Голос у товарища Лисюцкого тихий и ласковый. И вот этим тихим и ласковым голосом Лисюцкий по заранее приготовленной бумажке – она у него в казенной серой папке хранилась, точь-в-точь такая, какую предъявляли Фелицианову в последний день на Лубянке, – зачитал:
– Решением тройки Особого совещания ОГПУ СССР гражданин Свешников Леонтий Васильевич, 1899 года рождения, уроженец Одессы, русский, обвиняемый по статье 58, пункты 9, 10 и 11, приговаривается к высшей мере социальной защиты – смертной казни через расстрел. Члены Особого совещания Бокий, Васильев, Вуль. 23 июня 1927 года. Приговор привести в исполнение немедленно.

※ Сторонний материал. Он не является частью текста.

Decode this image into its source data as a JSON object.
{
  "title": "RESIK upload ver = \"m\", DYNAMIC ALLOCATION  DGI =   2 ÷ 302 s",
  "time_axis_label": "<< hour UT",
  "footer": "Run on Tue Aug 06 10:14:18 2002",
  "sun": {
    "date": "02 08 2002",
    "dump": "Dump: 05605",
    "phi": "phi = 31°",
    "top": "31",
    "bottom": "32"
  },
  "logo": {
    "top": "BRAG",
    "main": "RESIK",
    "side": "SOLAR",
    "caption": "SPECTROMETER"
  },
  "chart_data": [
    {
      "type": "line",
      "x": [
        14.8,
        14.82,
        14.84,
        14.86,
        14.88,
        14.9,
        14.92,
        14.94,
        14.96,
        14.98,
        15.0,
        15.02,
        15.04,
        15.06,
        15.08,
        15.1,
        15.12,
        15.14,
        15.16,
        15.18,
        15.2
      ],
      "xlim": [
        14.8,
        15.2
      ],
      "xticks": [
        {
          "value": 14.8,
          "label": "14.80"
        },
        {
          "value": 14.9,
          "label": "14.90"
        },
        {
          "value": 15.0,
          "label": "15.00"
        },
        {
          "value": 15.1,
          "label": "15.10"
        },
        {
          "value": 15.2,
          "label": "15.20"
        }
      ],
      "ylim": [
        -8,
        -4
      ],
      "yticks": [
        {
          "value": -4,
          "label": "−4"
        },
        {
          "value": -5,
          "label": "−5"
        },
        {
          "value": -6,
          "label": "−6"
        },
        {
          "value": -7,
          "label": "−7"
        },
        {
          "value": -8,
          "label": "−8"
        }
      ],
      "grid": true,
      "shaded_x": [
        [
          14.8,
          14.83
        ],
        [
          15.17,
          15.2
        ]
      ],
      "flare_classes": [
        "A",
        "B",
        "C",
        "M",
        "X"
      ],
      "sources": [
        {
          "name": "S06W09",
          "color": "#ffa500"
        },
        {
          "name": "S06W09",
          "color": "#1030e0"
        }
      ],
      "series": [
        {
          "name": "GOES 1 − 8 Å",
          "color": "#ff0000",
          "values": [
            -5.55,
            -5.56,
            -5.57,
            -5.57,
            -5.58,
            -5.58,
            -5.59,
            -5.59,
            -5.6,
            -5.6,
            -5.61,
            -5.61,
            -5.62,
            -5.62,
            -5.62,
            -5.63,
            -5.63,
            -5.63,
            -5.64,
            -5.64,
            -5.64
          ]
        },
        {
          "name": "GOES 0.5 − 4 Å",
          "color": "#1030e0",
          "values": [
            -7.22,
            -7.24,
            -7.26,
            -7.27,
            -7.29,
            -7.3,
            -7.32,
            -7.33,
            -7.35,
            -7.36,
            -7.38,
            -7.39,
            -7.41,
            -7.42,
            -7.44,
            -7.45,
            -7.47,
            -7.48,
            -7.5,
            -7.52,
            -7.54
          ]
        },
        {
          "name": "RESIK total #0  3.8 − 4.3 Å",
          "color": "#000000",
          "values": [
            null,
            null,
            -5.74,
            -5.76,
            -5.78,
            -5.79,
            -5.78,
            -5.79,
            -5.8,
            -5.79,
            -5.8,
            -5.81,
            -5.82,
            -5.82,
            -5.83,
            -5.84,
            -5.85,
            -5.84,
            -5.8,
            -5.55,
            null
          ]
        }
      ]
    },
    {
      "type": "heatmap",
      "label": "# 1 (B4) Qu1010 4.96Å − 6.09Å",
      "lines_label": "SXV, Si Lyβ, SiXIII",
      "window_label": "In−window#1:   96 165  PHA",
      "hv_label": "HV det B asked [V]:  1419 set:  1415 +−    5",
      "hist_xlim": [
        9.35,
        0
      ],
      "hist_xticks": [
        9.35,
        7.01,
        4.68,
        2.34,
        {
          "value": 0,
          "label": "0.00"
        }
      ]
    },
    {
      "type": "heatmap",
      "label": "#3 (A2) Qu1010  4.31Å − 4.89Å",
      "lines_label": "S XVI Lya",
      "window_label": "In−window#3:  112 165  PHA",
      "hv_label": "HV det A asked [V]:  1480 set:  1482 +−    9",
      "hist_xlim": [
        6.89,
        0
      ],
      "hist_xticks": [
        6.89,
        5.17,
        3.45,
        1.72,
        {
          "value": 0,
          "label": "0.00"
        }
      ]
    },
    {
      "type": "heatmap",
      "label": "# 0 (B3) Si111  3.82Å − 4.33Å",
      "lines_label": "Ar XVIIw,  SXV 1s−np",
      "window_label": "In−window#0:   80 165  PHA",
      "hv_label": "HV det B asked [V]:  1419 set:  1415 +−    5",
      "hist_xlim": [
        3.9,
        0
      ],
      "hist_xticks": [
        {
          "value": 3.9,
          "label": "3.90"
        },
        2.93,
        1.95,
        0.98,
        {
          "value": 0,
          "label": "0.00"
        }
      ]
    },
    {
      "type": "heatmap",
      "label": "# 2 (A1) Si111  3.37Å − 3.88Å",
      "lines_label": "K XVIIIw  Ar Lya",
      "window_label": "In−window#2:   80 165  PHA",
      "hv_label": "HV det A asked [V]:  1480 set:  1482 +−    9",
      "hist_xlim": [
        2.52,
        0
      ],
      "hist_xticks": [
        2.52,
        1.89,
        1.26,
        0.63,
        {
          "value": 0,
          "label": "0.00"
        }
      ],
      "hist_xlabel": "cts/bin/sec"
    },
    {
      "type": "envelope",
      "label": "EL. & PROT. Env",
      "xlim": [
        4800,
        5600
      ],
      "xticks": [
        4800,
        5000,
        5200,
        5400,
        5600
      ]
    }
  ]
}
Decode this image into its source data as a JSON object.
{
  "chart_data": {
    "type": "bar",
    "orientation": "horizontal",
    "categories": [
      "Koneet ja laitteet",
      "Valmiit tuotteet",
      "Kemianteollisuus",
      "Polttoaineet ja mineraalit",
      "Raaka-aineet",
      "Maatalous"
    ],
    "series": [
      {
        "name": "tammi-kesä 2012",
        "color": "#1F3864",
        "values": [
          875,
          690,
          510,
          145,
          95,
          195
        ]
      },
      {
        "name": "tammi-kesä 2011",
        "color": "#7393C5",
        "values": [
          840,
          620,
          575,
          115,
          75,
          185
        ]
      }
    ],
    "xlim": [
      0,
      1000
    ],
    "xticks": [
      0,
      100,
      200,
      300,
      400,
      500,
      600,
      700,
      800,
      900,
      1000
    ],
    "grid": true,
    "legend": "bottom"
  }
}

Едва он закончил, явились охранники, с двух сторон взяли Свешникова и, возглавляемые Лисюцким, вывели Леонтия. Тот никак не мог поверить, что это все не комедия, что всерьез, и, уходя, оглянулся недоуменно, вопрошающе на Штейна. Штейн убрал глаза.
В окно было видно, что Свешникова повели в гараж: Свешников, два конвоира, за ними Лисюцкий.
Выстрела, конечно, никто не слышал, но в какой-то момент все дернулись. А минуту спустя Лисюцкий вышел из гаража, улыбочка играла на его бледно-розовых губах, но все равно казалось, что все это дурная постановка бездарного Шестикрылова, что вслед за Лисюцким выйдет Свешников и начнется обыкновенная работа, как вчера, позавчера…
Забыли, где они.
* * *
Ночью никто не спал, но и говорить не могли. Слышно было, как вертится, мучительно и безнадежно укрываясь от бессонницы, сосед, и сдавленные вздохи. Наконец в тишайшей тьме раздался голос Чернышевского:
– У нас один выход. Ни слова о случившемся. Запретите себе думать об этом, а уж говорить – тем паче. Поверьте моему опыту, господа. На Соловках и не такие спектакли устраивают. Это в их духе. А нам надо выжить. И других средств, как писание романа, нам не дано.
Легко сказать – выжить. Отсюда живыми не выпустят. Так или иначе, чаша сия не минует никого, и все это понимали. Но понимать можно что угодно и сколько угодно, а пока дышишь, смерть касается любого, только не тебя самого. И лишь в такие дни, как сегодня, воля и сила жизни теряют контроль над чувством. Чувство же одно – страх. Ну-ка попробуйте писать душой, трясущейся от страха.
Лишь под утро мозги заволокло туманом, и какое-то подобие сна сморило камеру. И тут у Шевелева случилась истерика.
– Гады! Сволочи! – сдавленно шипел Глеб сквозь рыдания. – Они меня обманули! Я Лисюцкому поверил, а он палач. И Штейн палач! Все палачи! И вы… И вы меня убьете!
Поленцев первым подскочил к нему.
– Да что ты, Глеб, да кто ж тебя тронет? Мы все тут свои. У всех одна беда. Наберись мужества, успокойся.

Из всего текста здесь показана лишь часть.